New Romanian taxes targeting banks and energy companies triggered a heavy selloff on the local stock market on Wednesday that dropped more than 10 percent as worried investors headed for the exits. Faced with difficult choices to keep the budget deficit below three percent of gross domestic product (GDP), the leftist government late Tuesday announced a series of tax amendments that are to kick in quickly, without prior consultations with businesses.
Romania is one of the fastest growing economies in the European Union but moves this year to raise public sector wages and pensions combined with tax cuts have depleted its coffers.
Key measures to replenish public finances include a progressive tax on banking assets indexed on interest rates that is to add up to 800 million euros ($914 million) to the state's coffers per year.
Energy and telecommunications companies will have to pay a three-percent tax on turnover, while contributions to private pension funds will become optional, a move to channel more savings to state funds.
The announcement sent shockwaves across the Bucharest stock exchange (BVB) where shares in the country's two biggest banks, Banca Transilvania and BRD Groupe Societe Generale, fell by 18 percent and 16 percent, respectively.

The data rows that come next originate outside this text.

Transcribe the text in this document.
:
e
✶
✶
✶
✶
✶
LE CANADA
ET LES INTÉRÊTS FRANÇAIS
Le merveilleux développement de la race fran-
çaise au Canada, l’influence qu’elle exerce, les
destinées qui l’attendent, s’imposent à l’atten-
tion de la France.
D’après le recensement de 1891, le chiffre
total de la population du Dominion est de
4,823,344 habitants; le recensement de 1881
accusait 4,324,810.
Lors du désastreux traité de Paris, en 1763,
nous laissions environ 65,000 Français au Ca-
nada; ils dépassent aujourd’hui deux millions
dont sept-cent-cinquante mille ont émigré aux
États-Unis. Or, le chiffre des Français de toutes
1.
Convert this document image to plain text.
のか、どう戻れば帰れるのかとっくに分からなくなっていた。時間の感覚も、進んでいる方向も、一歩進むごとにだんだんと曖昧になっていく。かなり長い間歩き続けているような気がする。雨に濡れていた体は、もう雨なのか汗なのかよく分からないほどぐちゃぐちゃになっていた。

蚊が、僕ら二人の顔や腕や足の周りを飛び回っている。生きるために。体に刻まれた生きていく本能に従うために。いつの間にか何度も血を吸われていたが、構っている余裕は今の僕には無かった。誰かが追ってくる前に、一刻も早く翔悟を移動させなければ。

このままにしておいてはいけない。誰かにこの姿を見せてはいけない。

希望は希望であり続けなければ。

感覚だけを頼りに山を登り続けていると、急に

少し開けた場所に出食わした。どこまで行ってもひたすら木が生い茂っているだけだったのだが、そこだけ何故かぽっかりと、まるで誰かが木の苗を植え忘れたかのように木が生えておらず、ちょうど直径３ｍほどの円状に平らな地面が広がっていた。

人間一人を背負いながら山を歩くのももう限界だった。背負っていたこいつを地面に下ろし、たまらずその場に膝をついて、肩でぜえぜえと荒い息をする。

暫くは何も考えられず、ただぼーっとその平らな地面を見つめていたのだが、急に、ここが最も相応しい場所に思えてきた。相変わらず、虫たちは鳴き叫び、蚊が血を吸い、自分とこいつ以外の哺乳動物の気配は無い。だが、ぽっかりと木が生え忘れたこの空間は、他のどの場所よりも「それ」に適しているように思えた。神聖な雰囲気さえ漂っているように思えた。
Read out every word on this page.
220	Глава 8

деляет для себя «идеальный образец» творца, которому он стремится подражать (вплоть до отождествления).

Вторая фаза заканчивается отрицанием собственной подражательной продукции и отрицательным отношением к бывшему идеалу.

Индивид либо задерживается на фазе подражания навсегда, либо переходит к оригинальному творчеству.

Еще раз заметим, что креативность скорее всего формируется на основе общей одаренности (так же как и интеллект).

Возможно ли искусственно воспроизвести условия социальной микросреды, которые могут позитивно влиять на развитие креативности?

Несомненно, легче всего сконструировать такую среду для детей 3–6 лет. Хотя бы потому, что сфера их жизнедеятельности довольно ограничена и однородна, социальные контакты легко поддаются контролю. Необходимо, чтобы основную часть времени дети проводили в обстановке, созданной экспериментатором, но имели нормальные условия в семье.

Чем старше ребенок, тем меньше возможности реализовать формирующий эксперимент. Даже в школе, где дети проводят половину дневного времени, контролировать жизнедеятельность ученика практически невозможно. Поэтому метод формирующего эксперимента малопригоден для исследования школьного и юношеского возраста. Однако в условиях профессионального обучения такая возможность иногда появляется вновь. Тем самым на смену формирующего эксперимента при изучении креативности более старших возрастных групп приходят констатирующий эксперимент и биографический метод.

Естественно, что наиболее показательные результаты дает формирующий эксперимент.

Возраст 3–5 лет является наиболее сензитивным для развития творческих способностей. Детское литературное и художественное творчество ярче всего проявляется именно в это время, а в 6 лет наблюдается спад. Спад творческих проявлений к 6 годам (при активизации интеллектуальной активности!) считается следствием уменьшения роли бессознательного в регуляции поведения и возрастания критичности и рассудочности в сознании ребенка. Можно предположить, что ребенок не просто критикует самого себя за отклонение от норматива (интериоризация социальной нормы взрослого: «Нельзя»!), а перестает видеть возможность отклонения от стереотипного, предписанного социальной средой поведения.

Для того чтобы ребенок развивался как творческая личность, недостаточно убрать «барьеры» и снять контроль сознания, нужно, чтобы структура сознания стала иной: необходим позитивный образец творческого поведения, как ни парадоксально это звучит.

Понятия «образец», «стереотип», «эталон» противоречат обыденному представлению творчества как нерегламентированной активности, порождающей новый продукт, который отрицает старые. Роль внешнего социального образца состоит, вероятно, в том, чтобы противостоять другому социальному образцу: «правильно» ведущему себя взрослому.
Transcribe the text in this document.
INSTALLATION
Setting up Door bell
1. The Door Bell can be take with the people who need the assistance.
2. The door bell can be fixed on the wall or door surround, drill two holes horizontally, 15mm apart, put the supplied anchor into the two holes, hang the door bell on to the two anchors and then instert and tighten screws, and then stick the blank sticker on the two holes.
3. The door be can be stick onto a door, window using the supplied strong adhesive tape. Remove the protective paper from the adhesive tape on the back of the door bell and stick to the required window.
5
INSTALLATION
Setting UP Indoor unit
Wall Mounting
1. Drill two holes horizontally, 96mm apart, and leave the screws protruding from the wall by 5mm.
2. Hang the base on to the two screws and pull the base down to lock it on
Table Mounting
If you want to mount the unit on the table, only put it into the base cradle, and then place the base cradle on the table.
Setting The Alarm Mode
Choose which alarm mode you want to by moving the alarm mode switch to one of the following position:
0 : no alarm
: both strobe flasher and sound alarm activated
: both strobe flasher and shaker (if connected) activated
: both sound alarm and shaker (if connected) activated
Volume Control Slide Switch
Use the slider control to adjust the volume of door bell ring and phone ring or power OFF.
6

Oil major OMV Petrom dropped 12 percent.
Local media immediately dubbed the stock exchange meltdown "Black Wednesday", while the stock exchange said it was "worried" by the new taxes which it said threatened the development of a domestic capital market.
The impact was also felt on the Vienna stock exchange where banking stocks tumbled, including Erste Group and Raiffeisen International.
"This project is plunging Romania into chaos," said centre-right leader Klaus Iohannis, calling on the government to drop the reforms.
The reforms, he said, would likely stoke inflation further at a time when consumer prices were rising at the fastest pace in five years.
Romania's chamber of commerce and investor association CDR accused the government of bad timing, and said its plans risked "destabilising the economy".